Romanian prosecutors have searched dozens of home and offices looking for evidence that drug companies offered doctors vacations and other incentives in exchange for prescribing cancer drugs.

A statement from the anti-corruption agency Tuesday said that 61 homes and offices were searched in Bucharest and in the northwest Transylvania region. The agency's chief prosecutor, Laura Codruta Kovesi, said the probe is centered on a number of medical institutes and the way certain cancer medicines were purchased and prescribed.
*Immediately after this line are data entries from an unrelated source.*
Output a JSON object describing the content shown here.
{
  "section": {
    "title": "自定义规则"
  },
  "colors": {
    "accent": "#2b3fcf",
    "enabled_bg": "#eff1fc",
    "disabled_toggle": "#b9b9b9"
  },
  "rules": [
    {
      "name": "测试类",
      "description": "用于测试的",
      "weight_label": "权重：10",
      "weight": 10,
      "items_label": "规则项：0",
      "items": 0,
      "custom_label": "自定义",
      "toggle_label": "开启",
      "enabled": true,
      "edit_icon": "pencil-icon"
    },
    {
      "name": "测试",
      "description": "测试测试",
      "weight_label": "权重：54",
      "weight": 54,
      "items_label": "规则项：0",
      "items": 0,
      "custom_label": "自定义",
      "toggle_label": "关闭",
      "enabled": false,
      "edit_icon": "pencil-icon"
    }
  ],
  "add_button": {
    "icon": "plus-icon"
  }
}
Another prosecutor, speaking on condition of anonymity because the operation is still underway, said there were suspicions doctors were offered free holidays in locations including Las Vegas, had expenses covered for medical congresses and offered other material perks worth hundreds of millions of lei (tens of thousands of dollars) from 2012 to 2015.

Pharmacies and medicine distributors are also subjects of the probe.

The head of the Oncology Department in Sibiu County Hospital, Valeria Valeanu, whose home was searched by anti-corruption prosecutors on Tuesday, acknowledged she had been sponsored by medical companies for trips abroad, but denied wrongdoing. She said it was a common practice in Romania and abroad, and insisted the medicine she prescribed to patients was approved.